Alimentation café
C'était encore à Chantenay, au coin de cette impasse de la Conserverie, où rouille le passé près des usines mortes.
Blottie dans l'ombre et dans la mousse comme un spectre très las, elle faisait signe encore, de son bout de rideau secoué en mouchoir, la boutique d'avant. Elle aurait tant voulu qu'on tende un peu l'oreille, maintenant qu'on allait la repeindre et la refaire à neuf.
S'adressant dans le vent à la pluie et aux chiens, aux passants, au néant, elle répétait tout bas :
" Ici on faisait halte après l'ouvrage, pour boire un coup de rouge et un verre de courage.

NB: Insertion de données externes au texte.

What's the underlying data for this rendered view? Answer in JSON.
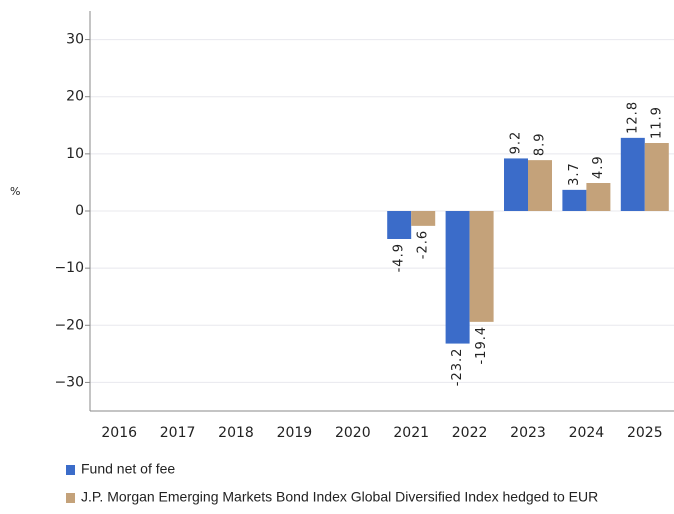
{
  "chart_data": {
    "type": "bar",
    "y_label": "%",
    "categories": [
      "2016",
      "2017",
      "2018",
      "2019",
      "2020",
      "2021",
      "2022",
      "2023",
      "2024",
      "2025"
    ],
    "series": [
      {
        "name": "Fund net of fee",
        "color": "#3b6cc9",
        "values": [
          null,
          null,
          null,
          null,
          null,
          -4.9,
          -23.2,
          9.2,
          3.7,
          12.8
        ]
      },
      {
        "name": "J.P. Morgan Emerging Markets Bond Index Global Diversified Index hedged to EUR",
        "color": "#c4a27a",
        "values": [
          null,
          null,
          null,
          null,
          null,
          -2.6,
          -19.4,
          8.9,
          4.9,
          11.9
        ]
      }
    ],
    "ylim": [
      -35,
      35
    ],
    "yticks": [
      {
        "value": -30,
        "label": "−30"
      },
      {
        "value": -20,
        "label": "−20"
      },
      {
        "value": -10,
        "label": "−10"
      },
      0,
      10,
      20,
      30
    ],
    "grid": true
  }
}
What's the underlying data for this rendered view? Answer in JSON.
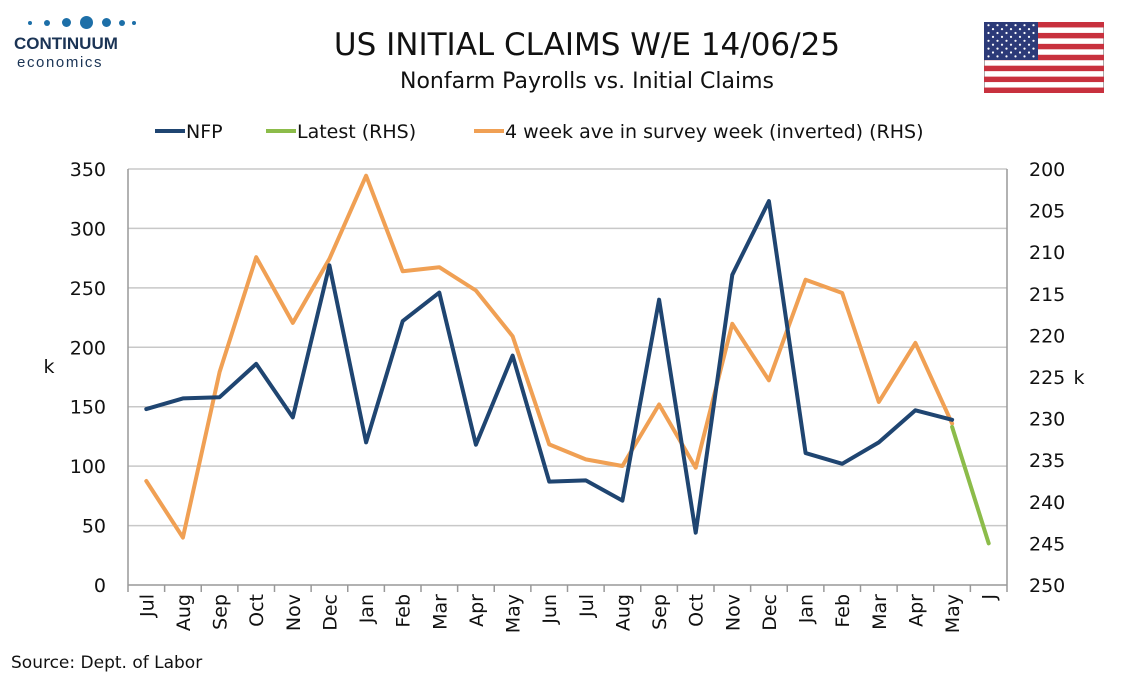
{
  "logo": {
    "top": "CONTINUUM",
    "bottom": "economics"
  },
  "header": {
    "title": "US INITIAL CLAIMS W/E 14/06/25",
    "subtitle": "Nonfarm Payrolls vs. Initial Claims"
  },
  "source": "Source: Dept. of Labor",
  "colors": {
    "nfp": "#1f4571",
    "latest": "#8cbc4a",
    "claims": "#f0a054",
    "grid": "#c8c8c8",
    "axis": "#999999"
  },
  "chart_data": {
    "type": "line",
    "categories": [
      "Jul",
      "Aug",
      "Sep",
      "Oct",
      "Nov",
      "Dec",
      "Jan",
      "Feb",
      "Mar",
      "Apr",
      "May",
      "Jun",
      "Jul",
      "Aug",
      "Sep",
      "Oct",
      "Nov",
      "Dec",
      "Jan",
      "Feb",
      "Mar",
      "Apr",
      "May",
      "J"
    ],
    "left_axis": {
      "label": "k",
      "min": 0,
      "max": 350,
      "ticks": [
        0,
        50,
        100,
        150,
        200,
        250,
        300,
        350
      ]
    },
    "right_axis": {
      "label": "k",
      "min": 200,
      "max": 250,
      "inverted": true,
      "ticks": [
        200,
        205,
        210,
        215,
        220,
        225,
        230,
        235,
        240,
        245,
        250
      ]
    },
    "legend_position": "top",
    "series": [
      {
        "name": "NFP",
        "axis": "left",
        "color_key": "nfp",
        "values": [
          148,
          157,
          158,
          186,
          141,
          269,
          120,
          222,
          246,
          118,
          193,
          87,
          88,
          71,
          240,
          44,
          261,
          323,
          111,
          102,
          120,
          147,
          139,
          null
        ]
      },
      {
        "name": "Latest (RHS)",
        "axis": "right",
        "color_key": "latest",
        "values": [
          null,
          null,
          null,
          null,
          null,
          null,
          null,
          null,
          null,
          null,
          null,
          null,
          null,
          null,
          null,
          null,
          null,
          null,
          null,
          null,
          null,
          null,
          231,
          245
        ]
      },
      {
        "name": "4 week ave in survey week (inverted) (RHS)",
        "axis": "right",
        "color_key": "claims",
        "values": [
          237.5,
          244.3,
          224.4,
          210.6,
          218.5,
          210.8,
          200.8,
          212.3,
          211.8,
          214.6,
          220.1,
          233.1,
          234.9,
          235.7,
          228.3,
          235.9,
          218.6,
          225.4,
          213.3,
          214.9,
          228.0,
          220.9,
          230.6,
          null
        ]
      }
    ]
  }
}
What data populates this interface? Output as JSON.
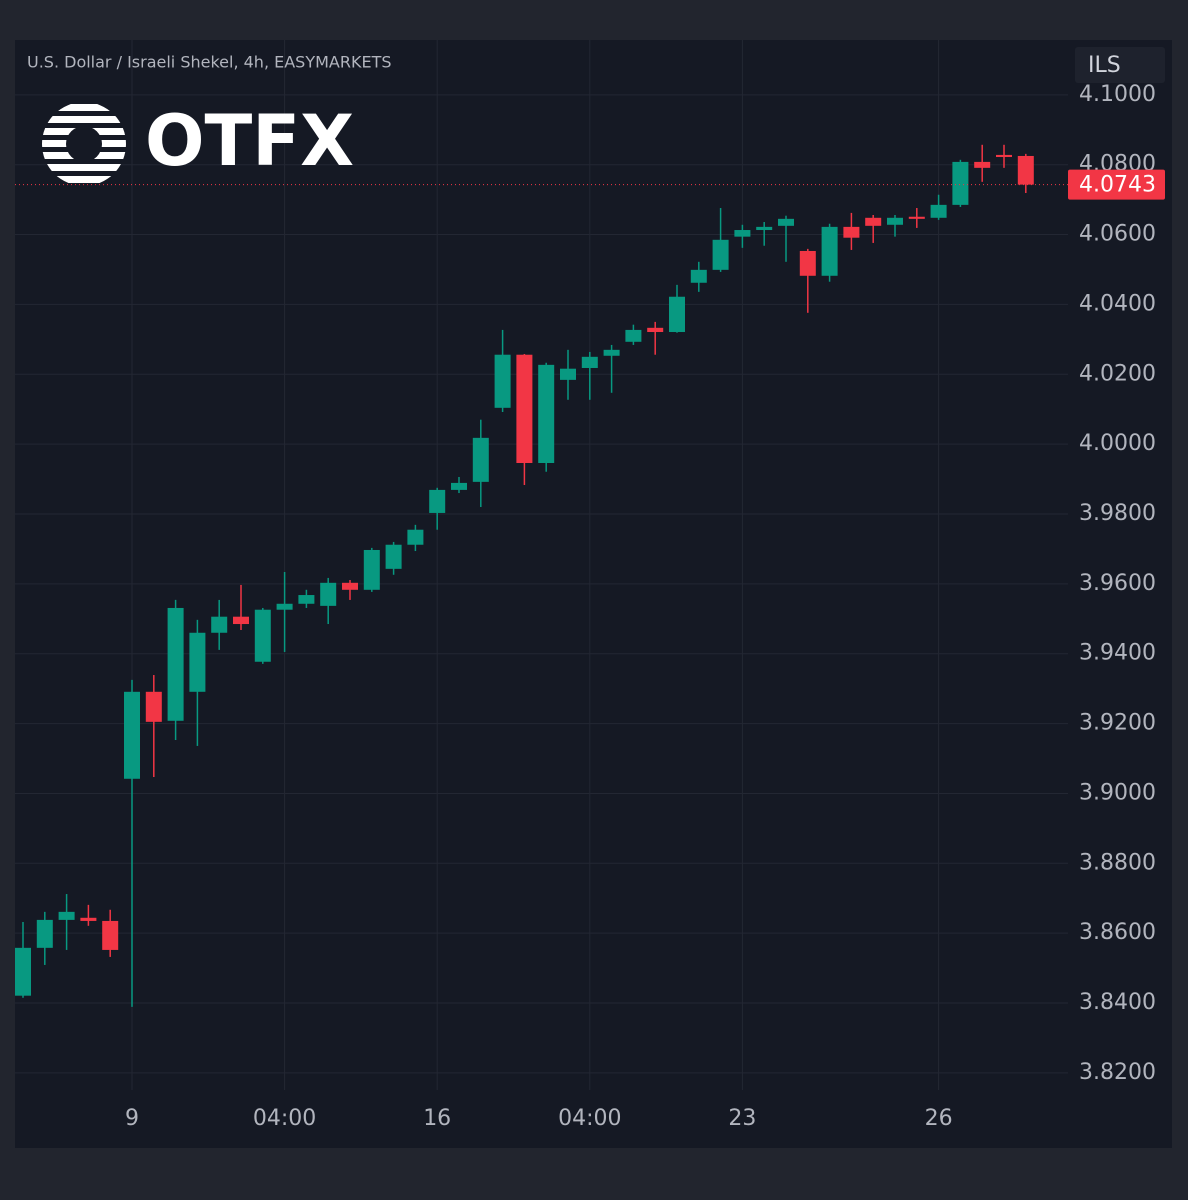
{
  "chart_data": {
    "type": "candlestick",
    "title": "U.S. Dollar / Israeli Shekel, 4h, EASYMARKETS",
    "logo": "OTFX",
    "currency": "ILS",
    "categories": [
      null,
      null,
      null,
      null,
      null,
      "9",
      null,
      null,
      null,
      null,
      null,
      null,
      "04:00",
      null,
      null,
      null,
      null,
      null,
      null,
      "16",
      null,
      null,
      null,
      null,
      null,
      null,
      "04:00",
      null,
      null,
      null,
      null,
      null,
      null,
      "23",
      null,
      null,
      null,
      null,
      null,
      null,
      null,
      null,
      "26",
      null,
      null,
      null,
      null
    ],
    "open": [
      3.8421,
      3.8558,
      3.8638,
      3.8644,
      3.8635,
      3.9042,
      3.9291,
      3.9208,
      3.9291,
      3.946,
      3.9506,
      3.9377,
      3.9526,
      3.9543,
      3.9537,
      3.9603,
      3.9583,
      3.9643,
      3.9712,
      3.9803,
      3.9869,
      3.9892,
      4.0104,
      4.0256,
      3.9946,
      4.0184,
      4.0218,
      4.0253,
      4.0293,
      4.0333,
      4.0321,
      4.0462,
      4.0499,
      4.0594,
      4.0613,
      4.0625,
      4.0553,
      4.0482,
      4.0622,
      4.0648,
      4.0628,
      4.0651,
      4.0648,
      4.0685,
      4.0808,
      4.0828,
      4.0825
    ],
    "high": [
      3.8632,
      3.8661,
      3.8712,
      3.8681,
      3.8667,
      3.9325,
      3.9339,
      3.9554,
      3.9497,
      3.9554,
      3.9597,
      3.9531,
      3.9634,
      3.9583,
      3.9617,
      3.9611,
      3.9703,
      3.972,
      3.9769,
      3.9875,
      3.9906,
      4.007,
      4.0327,
      4.0258,
      4.0233,
      4.027,
      4.0264,
      4.0284,
      4.0342,
      4.035,
      4.0456,
      4.0522,
      4.0676,
      4.0628,
      4.0636,
      4.0654,
      4.0559,
      4.0631,
      4.0662,
      4.0656,
      4.0656,
      4.0676,
      4.0714,
      4.0814,
      4.0857,
      4.0857,
      4.0831
    ],
    "low": [
      3.8415,
      3.8509,
      3.8552,
      3.8621,
      3.8532,
      3.8389,
      3.9047,
      3.9153,
      3.9136,
      3.9411,
      3.9468,
      3.9371,
      3.9405,
      3.9531,
      3.9485,
      3.9554,
      3.9577,
      3.9626,
      3.9694,
      3.9755,
      3.986,
      3.982,
      4.0092,
      3.9883,
      3.9921,
      4.0127,
      4.0127,
      4.0147,
      4.0284,
      4.0256,
      4.0319,
      4.0436,
      4.0493,
      4.0562,
      4.0568,
      4.0522,
      4.0376,
      4.0465,
      4.0556,
      4.0576,
      4.0594,
      4.0619,
      4.0642,
      4.0679,
      4.0751,
      4.0791,
      4.0719
    ],
    "close": [
      3.8558,
      3.8638,
      3.8661,
      3.8635,
      3.8552,
      3.9291,
      3.9205,
      3.9531,
      3.946,
      3.9506,
      3.9485,
      3.9526,
      3.9543,
      3.9568,
      3.9603,
      3.9583,
      3.9697,
      3.9712,
      3.9755,
      3.9869,
      3.9889,
      4.0018,
      4.0256,
      3.9946,
      4.0227,
      4.0216,
      4.025,
      4.027,
      4.0327,
      4.0321,
      4.0422,
      4.0499,
      4.0585,
      4.0613,
      4.0622,
      4.0645,
      4.0482,
      4.0622,
      4.0591,
      4.0625,
      4.0648,
      4.0645,
      4.0685,
      4.0808,
      4.0791,
      4.0822,
      4.0743
    ],
    "last_price": 4.0743,
    "up_color": "#089981",
    "down_color": "#f23645",
    "ylim": [
      3.8151,
      4.1157
    ],
    "yticks": [
      {
        "value": 4.1,
        "label": "4.1000"
      },
      {
        "value": 4.08,
        "label": "4.0800"
      },
      {
        "value": 4.06,
        "label": "4.0600"
      },
      {
        "value": 4.04,
        "label": "4.0400"
      },
      {
        "value": 4.02,
        "label": "4.0200"
      },
      {
        "value": 4.0,
        "label": "4.0000"
      },
      {
        "value": 3.98,
        "label": "3.9800"
      },
      {
        "value": 3.96,
        "label": "3.9600"
      },
      {
        "value": 3.94,
        "label": "3.9400"
      },
      {
        "value": 3.92,
        "label": "3.9200"
      },
      {
        "value": 3.9,
        "label": "3.9000"
      },
      {
        "value": 3.88,
        "label": "3.8800"
      },
      {
        "value": 3.86,
        "label": "3.8600"
      },
      {
        "value": 3.84,
        "label": "3.8400"
      },
      {
        "value": 3.82,
        "label": "3.8200"
      }
    ],
    "grid": true
  }
}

Ici on pesait lentement le beurre et la farine, et trois sous de persil, et dix sous de café.
Ici on buvait sec, à la santé des ouvriers, à l'avenir radieux, et au présent pas bien fameux.
Ici on débitait les jours par tranches épaisses et dures, et le bonheur en petits dés comme lardons à frire.
Ici on médisait et on compatissait, on pleurait la misère et on faisait crédit.
Ici, disait le spectre de sa voix de mémoire, non ce n'était pas mieux, c'était même un peu triste et toujours un peu sale, ça sentait le charbon, le houblon, la ferraille, et aussi la sardine, mais c'était l'existence. Avant. "
Et sans répondre je me suis arrêtée pour regarder passer, par le grand oeil crevé de la vitre brisée, les ombres oubliées de la vie qu'on vivait. Avant.